TC: I hear your work as a form of surround-sound, there’s no escape. As a listener, there’s no other place I could be when I’m hearing it. Talk to me about The Metamorphosis of Narcissus. This is from the Dali painting.

GR: Yes, I’m using Salvador Dali’s painting with the same name, from the double imagery Dali was so fascinated with. When you look at the painting, you see him using the same image but creating two entirely different worlds using the same outline, basically.

On the left side you see Narcissus with his head on his knee [fixated on his reflection in the water] and on the right, it’s the result of that self-obsession…he’s come back as the flower.

That was the inspiration for the piece but I knew the story. It’s been used so much and can be applied to so many things. I think I was 14 when I read The Alchemist by Paolo Coehlo, and it’s the same thing, he’s describing the story of Narcissus as seen from the point of view of the lake. While Narcissus is falling in love with his own image in the lake, the lake is falling in love with its own image in Narcissus’ eyes. [Laughs.] I just love that, so beautiful. That stuck with me.

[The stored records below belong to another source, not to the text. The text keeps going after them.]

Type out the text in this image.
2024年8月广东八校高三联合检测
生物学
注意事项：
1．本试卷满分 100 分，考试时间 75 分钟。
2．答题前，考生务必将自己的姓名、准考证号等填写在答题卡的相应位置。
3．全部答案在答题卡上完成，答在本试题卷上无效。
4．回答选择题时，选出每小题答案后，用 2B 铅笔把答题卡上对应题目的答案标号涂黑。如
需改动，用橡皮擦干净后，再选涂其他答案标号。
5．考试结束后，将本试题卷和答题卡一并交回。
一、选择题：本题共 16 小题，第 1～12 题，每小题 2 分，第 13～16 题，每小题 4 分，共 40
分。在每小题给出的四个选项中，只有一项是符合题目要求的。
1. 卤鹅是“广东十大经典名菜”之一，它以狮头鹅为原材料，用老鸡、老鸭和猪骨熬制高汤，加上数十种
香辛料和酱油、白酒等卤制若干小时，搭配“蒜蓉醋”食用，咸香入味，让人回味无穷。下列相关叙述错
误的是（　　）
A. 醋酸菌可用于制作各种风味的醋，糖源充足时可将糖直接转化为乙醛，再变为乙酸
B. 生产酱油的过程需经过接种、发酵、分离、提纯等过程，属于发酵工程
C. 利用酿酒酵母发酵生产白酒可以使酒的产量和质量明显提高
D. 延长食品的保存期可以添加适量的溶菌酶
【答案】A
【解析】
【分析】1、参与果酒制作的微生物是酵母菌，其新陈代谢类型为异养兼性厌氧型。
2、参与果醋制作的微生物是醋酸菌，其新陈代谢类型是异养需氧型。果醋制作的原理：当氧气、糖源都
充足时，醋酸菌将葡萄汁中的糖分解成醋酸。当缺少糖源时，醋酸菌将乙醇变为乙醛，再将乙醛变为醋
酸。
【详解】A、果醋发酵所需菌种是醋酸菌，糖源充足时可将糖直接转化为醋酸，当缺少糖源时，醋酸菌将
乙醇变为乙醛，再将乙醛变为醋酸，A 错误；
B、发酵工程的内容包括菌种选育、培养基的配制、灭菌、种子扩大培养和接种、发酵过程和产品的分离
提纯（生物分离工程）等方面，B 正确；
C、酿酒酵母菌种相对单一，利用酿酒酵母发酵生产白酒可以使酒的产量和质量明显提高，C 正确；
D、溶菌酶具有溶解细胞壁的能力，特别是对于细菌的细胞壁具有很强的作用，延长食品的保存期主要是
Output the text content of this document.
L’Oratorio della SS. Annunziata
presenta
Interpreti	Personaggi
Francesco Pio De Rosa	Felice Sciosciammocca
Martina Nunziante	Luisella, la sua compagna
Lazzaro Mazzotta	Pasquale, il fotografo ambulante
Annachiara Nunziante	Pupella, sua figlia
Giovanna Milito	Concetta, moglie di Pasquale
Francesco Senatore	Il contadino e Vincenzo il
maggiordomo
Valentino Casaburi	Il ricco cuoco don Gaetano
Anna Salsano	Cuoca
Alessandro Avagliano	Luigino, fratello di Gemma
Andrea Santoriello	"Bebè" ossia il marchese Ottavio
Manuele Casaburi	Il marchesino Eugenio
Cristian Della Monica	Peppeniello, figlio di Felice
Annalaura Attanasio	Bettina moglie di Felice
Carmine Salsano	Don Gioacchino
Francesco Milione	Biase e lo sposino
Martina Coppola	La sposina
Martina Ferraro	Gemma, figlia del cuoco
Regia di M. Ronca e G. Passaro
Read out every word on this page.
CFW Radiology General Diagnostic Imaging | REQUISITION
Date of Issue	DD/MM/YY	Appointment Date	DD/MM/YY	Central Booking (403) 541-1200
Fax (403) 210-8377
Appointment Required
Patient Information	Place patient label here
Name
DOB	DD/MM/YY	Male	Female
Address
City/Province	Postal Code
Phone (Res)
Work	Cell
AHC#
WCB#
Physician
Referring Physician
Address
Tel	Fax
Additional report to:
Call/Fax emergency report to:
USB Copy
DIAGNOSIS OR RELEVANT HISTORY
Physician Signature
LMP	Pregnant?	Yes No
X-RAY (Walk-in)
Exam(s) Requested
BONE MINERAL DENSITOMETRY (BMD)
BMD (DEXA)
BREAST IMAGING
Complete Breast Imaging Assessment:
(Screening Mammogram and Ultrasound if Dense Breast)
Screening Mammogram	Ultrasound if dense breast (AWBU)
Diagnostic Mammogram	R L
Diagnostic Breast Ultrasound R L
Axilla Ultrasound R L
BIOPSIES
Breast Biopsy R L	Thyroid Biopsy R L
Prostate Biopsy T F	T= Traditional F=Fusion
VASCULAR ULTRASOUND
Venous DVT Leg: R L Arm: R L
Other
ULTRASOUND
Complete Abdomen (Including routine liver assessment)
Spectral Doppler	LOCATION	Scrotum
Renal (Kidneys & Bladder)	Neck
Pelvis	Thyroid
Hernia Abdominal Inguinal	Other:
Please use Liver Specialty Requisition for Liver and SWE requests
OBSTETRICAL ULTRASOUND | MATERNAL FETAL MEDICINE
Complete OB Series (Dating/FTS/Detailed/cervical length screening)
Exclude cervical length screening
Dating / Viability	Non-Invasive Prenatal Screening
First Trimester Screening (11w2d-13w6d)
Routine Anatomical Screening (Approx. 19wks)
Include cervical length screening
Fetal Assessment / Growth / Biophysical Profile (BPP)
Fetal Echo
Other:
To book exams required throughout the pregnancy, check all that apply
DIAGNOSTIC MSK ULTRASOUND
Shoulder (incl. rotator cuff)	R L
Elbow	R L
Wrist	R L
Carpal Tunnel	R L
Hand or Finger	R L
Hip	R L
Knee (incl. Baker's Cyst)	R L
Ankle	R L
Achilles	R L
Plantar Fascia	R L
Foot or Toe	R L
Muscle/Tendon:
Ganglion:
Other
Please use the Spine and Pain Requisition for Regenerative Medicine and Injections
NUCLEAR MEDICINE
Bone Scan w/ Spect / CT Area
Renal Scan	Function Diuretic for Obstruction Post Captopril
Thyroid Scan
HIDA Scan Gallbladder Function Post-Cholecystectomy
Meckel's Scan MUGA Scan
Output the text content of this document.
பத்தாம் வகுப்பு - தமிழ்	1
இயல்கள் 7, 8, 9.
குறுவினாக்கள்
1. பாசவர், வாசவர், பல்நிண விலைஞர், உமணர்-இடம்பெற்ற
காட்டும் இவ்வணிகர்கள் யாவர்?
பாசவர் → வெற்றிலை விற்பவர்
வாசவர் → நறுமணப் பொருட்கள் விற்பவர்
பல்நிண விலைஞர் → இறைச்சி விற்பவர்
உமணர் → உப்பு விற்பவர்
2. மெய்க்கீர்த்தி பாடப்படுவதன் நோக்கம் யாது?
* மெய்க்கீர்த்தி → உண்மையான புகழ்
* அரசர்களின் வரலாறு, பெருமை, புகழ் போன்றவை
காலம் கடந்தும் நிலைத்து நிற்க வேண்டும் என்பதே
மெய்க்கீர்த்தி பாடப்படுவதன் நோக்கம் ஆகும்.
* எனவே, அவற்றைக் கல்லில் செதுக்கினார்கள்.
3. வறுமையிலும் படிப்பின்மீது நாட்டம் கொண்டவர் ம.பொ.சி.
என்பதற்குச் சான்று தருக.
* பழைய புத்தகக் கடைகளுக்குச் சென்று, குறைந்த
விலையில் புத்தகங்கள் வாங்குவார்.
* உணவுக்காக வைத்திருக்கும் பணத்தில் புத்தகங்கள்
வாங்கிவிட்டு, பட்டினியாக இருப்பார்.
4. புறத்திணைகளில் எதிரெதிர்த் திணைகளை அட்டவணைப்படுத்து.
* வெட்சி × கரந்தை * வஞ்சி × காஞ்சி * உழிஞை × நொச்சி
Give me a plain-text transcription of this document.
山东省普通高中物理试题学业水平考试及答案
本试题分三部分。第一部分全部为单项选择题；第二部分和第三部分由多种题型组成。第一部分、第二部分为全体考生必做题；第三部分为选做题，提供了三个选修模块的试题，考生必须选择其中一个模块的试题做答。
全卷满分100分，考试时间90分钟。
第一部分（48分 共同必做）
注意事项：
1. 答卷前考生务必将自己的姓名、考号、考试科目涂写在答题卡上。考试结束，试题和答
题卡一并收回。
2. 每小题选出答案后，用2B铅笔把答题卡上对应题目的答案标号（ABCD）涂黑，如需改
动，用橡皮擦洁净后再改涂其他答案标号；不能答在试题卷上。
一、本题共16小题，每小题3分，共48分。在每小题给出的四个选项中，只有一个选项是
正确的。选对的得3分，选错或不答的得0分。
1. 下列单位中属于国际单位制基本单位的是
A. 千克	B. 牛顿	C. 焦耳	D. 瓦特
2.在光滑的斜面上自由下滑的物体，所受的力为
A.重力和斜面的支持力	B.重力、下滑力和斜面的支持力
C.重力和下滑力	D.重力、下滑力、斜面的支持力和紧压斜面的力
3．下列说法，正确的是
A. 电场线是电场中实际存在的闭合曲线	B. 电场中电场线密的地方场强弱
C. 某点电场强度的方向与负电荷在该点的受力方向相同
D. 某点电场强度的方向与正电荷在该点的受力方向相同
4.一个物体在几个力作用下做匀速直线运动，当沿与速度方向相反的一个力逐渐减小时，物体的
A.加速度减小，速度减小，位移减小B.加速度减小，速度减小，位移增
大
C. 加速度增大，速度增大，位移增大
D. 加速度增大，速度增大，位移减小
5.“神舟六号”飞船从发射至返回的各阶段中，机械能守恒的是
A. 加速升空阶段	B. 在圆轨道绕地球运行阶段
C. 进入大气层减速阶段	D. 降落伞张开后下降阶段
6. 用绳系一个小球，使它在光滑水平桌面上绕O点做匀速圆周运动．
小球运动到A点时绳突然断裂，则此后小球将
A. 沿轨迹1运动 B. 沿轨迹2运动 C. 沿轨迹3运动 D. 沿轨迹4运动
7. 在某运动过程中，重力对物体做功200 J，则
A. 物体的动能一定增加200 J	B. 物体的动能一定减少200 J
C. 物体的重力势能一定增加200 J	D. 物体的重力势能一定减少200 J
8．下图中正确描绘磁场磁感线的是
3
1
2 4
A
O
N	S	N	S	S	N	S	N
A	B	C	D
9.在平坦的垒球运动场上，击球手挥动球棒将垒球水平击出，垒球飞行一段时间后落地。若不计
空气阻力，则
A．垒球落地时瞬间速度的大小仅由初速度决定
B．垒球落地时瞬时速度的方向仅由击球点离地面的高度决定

TC: Is there a narrative to the piece, a story line?

GR: It’s not programmatic in the basic sense, but I’m very much concerned with drama. That’s my starting point, drama and the emotional ups and downs, the emotional map that creates that drama.

And The Metamorphosis of Narcissus is basically the emotional map, the emotional journey [of Narcissus’ self-love] and dying, and then whatever comes after that. Rebirth. The aftermath. So this is an emotional response to the story, rather than a narrative of what happened.

“That’s how I connect to my art: it’s like seeing/feeling when you hear the music. You experience an emotion, a feeling, with all of your senses.”
Gity Razaz

TC: Does this kind of composition come to you quickly?

GR: I have some formulas, ways  to get myself in the zone, but the result of where I end up can be very different. Emotionally, the trajectory of the piece was very clear to me. The first part of the piece happened very quickly.

But the ending was more difficult. What kind of an ending is that, to come back to life [but as a flower, the narcissus]. What kind of a life is that? Is it a painful one because you’ve lost yourself in an image? Or is it enlightenment?

TC: Have you thought of film work? Your music seems so close to good film scoring.

GR: I’ve thought about it and people have said this before because my work is visual. But from what I’ve experienced in terms of dealing with the visual world, my work has been mostly with choreographers. We talk about the emotional plot and then add characters in it.

In collaborating with visual people, I think I’d really enjoy working in film. But that’s not my goal.

TC: And your goal is?

GR: I want my music to be heard. I want it to travel. And I want to work with the best opera in the best opera houses, with the best orchestras. [Laughs.]

I’m like a child now, telling you my biggest dreams.